Tim Steele, director of the academy, says succession planning, in particular, is “an issue that has been there for a long time”.
“Like any institution in the country, we needed a strategy to develop our next generation of financial planners,” Steele says.
“It’s important for an institution like AMP to grow its planners organically.
“We also knew that there are a lot of people out there in the marketplace who have considered a career in financial planning, but there was not a clear path for them.
“A number of people had considered careers [in financial planning], but because of that lack of clarity, they chose another path. We thought there was an opportunity to dip into that pool of talent.”
This approach means that an intake into the academy generally will not include individuals straight out of school or university, nor anyone who has already embarked on a career in financial planning – it’s not a “finishing school” for planners, as such, but a mechanism to source new talent.
A successful candidate will typically have already enjoyed success in their chosen field, and will have several years’ experience. There’s also a set of personal characteristics that AMP looks for. Candidates go through a rigorous vetting process before they are accepted into the academy.
They must have the emotional maturity to relate to clients and an ability to sell.
“We look for core drive,” Steele says. “There’s three key things we look for: a certain IQ – you have to have a certain nous to be a financial planÂÂner; you have got to have EQ [emotional intelligence], including communication skills – you have got to be a good listener; and you’ve got to empathise with the client.
You’ve got to have all these things but if you do not have that core drive, you may still struggle in the profession.
“I think it [requires] a lot of emotional intelligence, and the ability to build a rapport quickly with someone.”

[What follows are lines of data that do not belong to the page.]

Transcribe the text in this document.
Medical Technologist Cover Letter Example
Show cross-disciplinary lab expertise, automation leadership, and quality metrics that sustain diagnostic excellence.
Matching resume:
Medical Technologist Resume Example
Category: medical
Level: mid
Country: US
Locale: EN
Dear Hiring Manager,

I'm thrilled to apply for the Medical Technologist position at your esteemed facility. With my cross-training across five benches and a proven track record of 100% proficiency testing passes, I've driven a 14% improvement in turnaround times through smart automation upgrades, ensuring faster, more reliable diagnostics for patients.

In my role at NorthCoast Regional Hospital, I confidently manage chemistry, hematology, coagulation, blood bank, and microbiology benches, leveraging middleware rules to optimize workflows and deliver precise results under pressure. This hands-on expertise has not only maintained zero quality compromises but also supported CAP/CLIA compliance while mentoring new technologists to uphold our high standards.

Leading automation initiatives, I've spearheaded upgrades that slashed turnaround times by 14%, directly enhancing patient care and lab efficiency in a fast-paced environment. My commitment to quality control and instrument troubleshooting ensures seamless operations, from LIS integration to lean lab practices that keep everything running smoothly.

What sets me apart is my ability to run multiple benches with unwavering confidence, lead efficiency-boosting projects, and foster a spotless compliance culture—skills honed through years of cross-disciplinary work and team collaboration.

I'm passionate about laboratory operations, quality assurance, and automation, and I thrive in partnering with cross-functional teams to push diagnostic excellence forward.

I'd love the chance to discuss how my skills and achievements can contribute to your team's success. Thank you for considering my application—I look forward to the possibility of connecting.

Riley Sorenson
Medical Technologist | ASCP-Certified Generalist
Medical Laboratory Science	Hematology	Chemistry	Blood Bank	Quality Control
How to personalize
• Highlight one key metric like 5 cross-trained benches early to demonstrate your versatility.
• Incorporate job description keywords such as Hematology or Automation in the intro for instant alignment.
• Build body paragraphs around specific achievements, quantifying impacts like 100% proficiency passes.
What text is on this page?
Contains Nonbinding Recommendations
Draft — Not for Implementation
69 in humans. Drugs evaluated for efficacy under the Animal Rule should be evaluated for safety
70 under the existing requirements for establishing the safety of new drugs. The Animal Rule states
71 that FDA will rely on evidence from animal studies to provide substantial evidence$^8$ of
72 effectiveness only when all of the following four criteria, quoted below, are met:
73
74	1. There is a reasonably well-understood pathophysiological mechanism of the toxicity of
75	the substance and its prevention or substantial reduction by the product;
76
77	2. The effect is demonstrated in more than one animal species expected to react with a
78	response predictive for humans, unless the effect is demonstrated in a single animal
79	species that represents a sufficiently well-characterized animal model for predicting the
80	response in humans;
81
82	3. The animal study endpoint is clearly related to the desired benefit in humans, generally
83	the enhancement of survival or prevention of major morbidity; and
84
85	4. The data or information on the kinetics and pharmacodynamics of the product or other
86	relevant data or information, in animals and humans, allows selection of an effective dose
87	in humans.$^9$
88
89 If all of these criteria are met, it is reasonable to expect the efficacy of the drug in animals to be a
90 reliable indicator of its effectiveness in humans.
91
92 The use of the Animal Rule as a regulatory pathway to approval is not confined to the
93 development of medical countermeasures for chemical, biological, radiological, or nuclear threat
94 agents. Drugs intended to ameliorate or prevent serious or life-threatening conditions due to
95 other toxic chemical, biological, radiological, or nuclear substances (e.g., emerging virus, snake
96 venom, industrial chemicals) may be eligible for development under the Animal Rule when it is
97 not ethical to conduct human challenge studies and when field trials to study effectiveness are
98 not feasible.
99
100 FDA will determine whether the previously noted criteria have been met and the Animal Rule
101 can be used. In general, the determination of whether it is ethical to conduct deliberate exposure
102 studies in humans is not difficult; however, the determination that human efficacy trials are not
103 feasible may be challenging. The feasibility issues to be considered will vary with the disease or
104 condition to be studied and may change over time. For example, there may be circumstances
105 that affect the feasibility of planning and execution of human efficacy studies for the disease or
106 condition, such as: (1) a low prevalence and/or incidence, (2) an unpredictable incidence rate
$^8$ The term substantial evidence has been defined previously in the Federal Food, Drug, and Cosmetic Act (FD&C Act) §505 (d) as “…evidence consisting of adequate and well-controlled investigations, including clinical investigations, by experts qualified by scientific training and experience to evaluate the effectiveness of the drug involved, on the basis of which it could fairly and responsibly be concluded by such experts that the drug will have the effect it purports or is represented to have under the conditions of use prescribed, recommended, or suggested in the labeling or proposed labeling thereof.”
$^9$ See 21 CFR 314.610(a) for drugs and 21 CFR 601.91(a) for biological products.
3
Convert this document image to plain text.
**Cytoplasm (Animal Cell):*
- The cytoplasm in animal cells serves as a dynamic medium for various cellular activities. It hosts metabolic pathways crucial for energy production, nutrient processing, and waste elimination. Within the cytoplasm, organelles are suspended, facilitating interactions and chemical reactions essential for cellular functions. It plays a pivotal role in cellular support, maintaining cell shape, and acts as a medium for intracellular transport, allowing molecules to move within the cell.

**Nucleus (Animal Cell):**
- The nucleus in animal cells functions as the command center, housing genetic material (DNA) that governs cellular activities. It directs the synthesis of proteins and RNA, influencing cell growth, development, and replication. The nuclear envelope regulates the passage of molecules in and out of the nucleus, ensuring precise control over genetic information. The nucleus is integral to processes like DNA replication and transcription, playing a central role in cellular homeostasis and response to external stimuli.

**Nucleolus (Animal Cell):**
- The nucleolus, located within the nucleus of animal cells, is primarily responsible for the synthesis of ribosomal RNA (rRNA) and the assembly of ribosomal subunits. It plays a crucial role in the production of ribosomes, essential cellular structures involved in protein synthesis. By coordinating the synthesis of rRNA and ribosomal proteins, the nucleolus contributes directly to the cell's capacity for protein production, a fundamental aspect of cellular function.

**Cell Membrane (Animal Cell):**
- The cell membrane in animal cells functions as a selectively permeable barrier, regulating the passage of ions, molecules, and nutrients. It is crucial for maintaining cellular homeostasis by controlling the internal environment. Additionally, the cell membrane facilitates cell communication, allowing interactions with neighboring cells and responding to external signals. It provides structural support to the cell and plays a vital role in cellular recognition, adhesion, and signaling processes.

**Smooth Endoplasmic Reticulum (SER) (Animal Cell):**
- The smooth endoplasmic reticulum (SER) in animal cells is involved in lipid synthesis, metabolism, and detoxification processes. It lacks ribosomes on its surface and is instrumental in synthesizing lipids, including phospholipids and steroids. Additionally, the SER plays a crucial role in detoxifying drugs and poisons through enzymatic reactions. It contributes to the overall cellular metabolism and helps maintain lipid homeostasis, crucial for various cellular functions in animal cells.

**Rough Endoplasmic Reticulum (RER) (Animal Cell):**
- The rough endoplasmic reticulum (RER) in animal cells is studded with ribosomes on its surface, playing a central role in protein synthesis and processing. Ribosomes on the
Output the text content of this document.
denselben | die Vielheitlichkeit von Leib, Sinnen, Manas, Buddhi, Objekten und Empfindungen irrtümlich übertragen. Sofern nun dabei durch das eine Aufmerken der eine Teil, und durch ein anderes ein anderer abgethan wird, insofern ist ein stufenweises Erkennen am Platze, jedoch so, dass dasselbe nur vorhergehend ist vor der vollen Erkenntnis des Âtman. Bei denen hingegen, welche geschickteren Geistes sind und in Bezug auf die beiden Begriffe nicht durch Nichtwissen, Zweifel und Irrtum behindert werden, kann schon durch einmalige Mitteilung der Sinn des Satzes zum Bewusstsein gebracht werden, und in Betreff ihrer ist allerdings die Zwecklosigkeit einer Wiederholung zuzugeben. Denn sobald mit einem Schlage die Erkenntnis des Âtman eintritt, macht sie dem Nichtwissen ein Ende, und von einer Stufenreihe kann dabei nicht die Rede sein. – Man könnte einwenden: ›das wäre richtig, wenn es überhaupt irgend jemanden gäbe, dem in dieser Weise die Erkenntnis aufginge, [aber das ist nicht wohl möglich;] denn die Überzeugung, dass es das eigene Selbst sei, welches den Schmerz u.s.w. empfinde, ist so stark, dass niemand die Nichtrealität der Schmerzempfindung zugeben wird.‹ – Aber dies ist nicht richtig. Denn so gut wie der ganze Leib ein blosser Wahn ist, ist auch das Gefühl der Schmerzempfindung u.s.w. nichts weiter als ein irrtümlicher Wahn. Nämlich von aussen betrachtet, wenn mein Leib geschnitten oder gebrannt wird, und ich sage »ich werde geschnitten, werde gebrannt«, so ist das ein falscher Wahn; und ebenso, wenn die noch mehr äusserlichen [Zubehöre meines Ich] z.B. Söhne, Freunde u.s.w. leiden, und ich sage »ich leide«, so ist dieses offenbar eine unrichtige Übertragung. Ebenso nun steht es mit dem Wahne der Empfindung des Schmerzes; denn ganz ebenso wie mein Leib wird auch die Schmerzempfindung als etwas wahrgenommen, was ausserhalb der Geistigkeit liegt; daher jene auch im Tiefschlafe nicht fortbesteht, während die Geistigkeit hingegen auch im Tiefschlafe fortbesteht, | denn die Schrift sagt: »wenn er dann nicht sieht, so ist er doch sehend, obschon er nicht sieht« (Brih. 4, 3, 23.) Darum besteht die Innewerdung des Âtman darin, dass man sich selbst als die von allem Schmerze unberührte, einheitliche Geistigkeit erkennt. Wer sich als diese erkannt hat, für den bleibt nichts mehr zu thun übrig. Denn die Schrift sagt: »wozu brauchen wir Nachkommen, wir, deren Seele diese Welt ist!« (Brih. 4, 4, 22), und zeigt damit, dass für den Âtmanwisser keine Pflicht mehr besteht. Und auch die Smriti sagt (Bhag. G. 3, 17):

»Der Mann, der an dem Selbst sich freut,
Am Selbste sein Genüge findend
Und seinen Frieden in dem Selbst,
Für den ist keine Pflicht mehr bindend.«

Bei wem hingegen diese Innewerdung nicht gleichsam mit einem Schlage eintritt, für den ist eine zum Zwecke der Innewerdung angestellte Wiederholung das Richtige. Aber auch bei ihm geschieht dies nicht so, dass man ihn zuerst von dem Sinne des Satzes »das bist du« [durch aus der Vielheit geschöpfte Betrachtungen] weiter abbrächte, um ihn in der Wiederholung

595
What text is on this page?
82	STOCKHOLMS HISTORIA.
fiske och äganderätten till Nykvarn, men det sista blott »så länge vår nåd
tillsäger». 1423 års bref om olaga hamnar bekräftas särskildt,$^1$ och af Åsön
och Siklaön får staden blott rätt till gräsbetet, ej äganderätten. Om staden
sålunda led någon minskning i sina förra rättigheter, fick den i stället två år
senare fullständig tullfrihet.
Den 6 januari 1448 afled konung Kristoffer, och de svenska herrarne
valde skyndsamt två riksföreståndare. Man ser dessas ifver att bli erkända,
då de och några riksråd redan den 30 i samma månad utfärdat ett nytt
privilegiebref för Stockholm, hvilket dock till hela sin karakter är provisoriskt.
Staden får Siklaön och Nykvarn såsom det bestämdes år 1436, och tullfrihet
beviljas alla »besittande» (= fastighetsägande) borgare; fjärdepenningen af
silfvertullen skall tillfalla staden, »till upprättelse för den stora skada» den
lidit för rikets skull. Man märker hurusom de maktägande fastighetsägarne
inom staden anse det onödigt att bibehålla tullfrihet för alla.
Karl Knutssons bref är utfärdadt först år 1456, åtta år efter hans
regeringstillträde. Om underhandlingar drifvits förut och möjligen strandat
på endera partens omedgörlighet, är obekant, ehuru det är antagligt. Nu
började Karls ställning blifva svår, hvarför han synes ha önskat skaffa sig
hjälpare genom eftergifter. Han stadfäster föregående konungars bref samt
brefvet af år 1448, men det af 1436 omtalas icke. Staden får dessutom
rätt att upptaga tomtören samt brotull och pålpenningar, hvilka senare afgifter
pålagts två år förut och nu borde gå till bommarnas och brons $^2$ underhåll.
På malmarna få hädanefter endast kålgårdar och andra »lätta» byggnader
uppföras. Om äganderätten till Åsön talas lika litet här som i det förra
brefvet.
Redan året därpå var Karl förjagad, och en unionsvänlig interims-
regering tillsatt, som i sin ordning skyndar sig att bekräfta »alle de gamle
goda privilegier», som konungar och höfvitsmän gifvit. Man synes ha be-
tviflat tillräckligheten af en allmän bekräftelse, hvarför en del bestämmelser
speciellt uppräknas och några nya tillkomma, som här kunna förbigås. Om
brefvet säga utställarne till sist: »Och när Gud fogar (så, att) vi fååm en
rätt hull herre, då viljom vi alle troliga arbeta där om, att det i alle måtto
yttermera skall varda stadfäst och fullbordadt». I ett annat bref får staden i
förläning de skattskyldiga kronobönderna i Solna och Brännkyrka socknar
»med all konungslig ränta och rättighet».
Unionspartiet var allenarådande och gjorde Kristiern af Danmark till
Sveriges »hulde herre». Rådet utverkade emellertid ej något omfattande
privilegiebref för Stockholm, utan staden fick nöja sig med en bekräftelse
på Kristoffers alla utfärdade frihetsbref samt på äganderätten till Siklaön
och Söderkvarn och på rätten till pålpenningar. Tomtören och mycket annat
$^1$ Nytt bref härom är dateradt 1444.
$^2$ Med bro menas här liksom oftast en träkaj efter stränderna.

Steele says a “flight to professionalism” in financial planning means the old-fashioned salesperson no longer has a place. But sales skills are still important – it’s no use to anyone if a planner cannot get a client over the line and to commit to taking action.
“Our obligation as planners is to help clients make decisions, not just inform them,” Steele says. “They have to make a decision. Their decision may be, ‘I am not going to do anything’, but they have made that decision.
“We’re unapologetically looking for people with sales skills. It’s not that we want our planners to be ‘salesy’, far from it.
“But we’re in a profession where we offer discrete advice. Unlike going to see a doctor, unlike having to file your tax return, it’s unlikely someone is going to wake up and say ‘I have come to the conclusion that I need to rebalance my portfolio’, or ‘I have come to the conclusion that I am underinsured’.
“That’s a very important distinction, so you have to have some sales skills, without being ‘salesy’. We’ve moved beyond [just sales] as a profession, but certainly, some sales skills are important.”
A key element of the academy program is a two-week internship. After six weeks of intensive on-site training at the academy’s St Leonards campus, north of Sydney, candidates do a two-week internship, “ideally in the [AMP] practice that’s going to recruit them”, Steele says.
Practice heads who are prepared to take on interns are part of the panel that interview potential candidates at the outset – but in any case, the internship provides a practical insight into how financial planning works and how to apply what they’ve learned in the first part of the course.
When the internship is completed, candidates return to the academy for a second six-week stint. It is not for the faint-hearted, Steele says.
“It’s a pretty intensive introduction [to financial planning],” he says.
“It’s 50 to 60 hours a week. This is very challenging – they are going to have to put any other education they are doing on hold, and…they are going to have to put their family commitments [on hold].
“But really, 12 weeks is such a short period of time to teach all the things we know they are going to need.”
Graduates are restrained from working for a non-AMP practice for a period of six months after leaving the academy. Steele says that about a fifth of the graduates from the academy go on to start their own financial planning practices, under the AMP banner.
“Some of them are attracted to the program for that opportunity,” Steele says.
“But I will say that almost all of our planners are strongly equity-aspirational, so they are doing this ultimately to be a partner in their own financial planning practice.”